Ned Kelly is a 1959 Australian television play adapted from the radio play of the same name.

It focused on two main events – the robbery at Jerilderie and the siege at the Glenrowan Hotel.

It was different from a later TV play about Ned Kelly, Ballad for One Gun.

==Premise==
Ned Kelly and his gang hold up the hotel at Jerilderie. They retreat to a hideout where they are visited by "The Roo". They realise they have been betrayed by Aaron Sherritt and arrange for him to be shot. They then take over the hotel at Glenrowan.

==Cast==
- Ken Goodlet as Ned Kelly
- John Godfrey as Steve Hart
- Alan Hopgood as Dan Kelly
- Syd Conabere as Joe Byrne
- Betty Phillips as "The Roo", Ned Kelly's girlfriend
- Betty Kauffman as Mrs Skerritt
- Roland Redshaw

==Production==
Stewart said one of the play's themes was "the conflict between the over-civilised man and the outlaw and the necessity for a balance between the two attitudes to life. Part of the spirit that was in the celebrated bushranger is still in the Australian character - the deep desire for freedom and impatience with authority."

In July 1959 it was announced the production would be filmed at ABC's Melbourne studios at Ripponlea, with the scene of Kelly's capture shot on location at Glenrowan.

In early August Sterling and a crew did an initial reconnaissance of the Glenrowan area. A unit went out to Glenrowan in late August for three days of filming. A historic building outside the town, the building originally occupied by Constable Bracken, was dressed up to look like the Royal Hotel in Jerilderie. There was also filming at the Strathbogie Ranges and Beaconsfield. William Sterling said this footage could not be duplicated anywhere else in Victoria. Cameraman Les Hendy used an 18-foot hydraulic crane to film at Beaconsfield. Scenes were also shot at Guy's Hill.

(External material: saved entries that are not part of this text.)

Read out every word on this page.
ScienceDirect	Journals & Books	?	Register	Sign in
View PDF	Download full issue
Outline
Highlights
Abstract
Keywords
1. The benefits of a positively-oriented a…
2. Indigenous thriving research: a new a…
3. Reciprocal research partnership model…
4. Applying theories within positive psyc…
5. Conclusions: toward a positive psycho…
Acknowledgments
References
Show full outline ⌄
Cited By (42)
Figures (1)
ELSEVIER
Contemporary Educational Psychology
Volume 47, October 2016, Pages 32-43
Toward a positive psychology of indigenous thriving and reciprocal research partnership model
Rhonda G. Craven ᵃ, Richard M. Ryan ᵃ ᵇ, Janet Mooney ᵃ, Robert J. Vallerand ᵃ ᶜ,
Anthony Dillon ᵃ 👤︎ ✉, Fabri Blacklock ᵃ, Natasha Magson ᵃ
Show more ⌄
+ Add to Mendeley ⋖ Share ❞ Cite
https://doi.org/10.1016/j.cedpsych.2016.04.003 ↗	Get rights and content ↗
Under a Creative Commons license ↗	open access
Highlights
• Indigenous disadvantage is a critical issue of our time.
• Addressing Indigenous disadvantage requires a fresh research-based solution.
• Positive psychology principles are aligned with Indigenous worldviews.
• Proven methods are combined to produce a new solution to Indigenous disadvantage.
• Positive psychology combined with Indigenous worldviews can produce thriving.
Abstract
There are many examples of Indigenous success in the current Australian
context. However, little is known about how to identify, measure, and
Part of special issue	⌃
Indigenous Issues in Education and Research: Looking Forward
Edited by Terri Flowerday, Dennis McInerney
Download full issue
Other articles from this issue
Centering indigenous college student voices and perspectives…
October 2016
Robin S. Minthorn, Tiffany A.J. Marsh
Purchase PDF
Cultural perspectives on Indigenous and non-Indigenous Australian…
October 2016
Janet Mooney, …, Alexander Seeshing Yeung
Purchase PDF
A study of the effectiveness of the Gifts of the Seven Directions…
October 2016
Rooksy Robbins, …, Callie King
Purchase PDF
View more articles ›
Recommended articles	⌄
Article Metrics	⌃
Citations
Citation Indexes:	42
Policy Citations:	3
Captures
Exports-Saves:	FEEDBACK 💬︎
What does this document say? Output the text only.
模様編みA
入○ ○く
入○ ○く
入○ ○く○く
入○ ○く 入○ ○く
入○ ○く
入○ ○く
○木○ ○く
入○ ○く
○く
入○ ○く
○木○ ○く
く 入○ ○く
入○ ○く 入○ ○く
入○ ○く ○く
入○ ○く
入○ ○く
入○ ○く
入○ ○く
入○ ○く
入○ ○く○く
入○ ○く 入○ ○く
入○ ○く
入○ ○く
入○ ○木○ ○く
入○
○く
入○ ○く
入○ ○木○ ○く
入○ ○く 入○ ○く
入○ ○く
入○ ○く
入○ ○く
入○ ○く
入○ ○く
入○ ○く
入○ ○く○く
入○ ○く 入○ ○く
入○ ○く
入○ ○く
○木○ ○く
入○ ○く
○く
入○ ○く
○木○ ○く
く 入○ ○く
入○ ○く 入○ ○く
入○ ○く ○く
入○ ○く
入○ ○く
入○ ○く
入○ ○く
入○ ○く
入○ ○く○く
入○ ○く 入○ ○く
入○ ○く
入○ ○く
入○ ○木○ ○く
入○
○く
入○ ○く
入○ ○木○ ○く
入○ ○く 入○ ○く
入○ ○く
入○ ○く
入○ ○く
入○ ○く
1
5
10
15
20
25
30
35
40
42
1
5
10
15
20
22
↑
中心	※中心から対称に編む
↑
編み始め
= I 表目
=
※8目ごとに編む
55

Robert Hughes wrote the music score, which also included bush songs from the Kelly years. Les Hendy was cameraman, Harold Fletcher did props, Brian Faull was location manager and Audrey Rogers script assistant.

==Release==
Ned Kelly aired on 21 October 1959 in Melbourne on GTV-9 and on 26 January 1960 in Sydney.

==Reception==
The TV critic from the Sydney Morning Herald thought the production "did a disservice to Douglas Stewart's richly poetic and deeply probing play" in the adaptation "which, with the real meat of the play removed, dealt with very little except its bare skeleton." He complained several important speeches were removed and "the play lost its proper perspective" and that William Sterling's direction, "after a promising beginning, failed to bring off a number of all too tricky camera effects."

The critic for The Age felt the program was too influenced by American Western TV shows although adding "there were many praiseworthy features about this production" saying "the outdoor scenes were excellently filmed and the film was blended with the studio presentations more effectively than any 'live' drama I have previously seen... The female characters... were very impressive... it was an interesting and rewarding experiment and I for one would enjoy watching it again." The review prompted a reply from William Sterling where he argued "let's go our own way in television and receive constructive criticism or praise for what we attempt to do for our own history and let us not perpetuate the purely imaginary and stereotyped methods of the average Hollywood television film."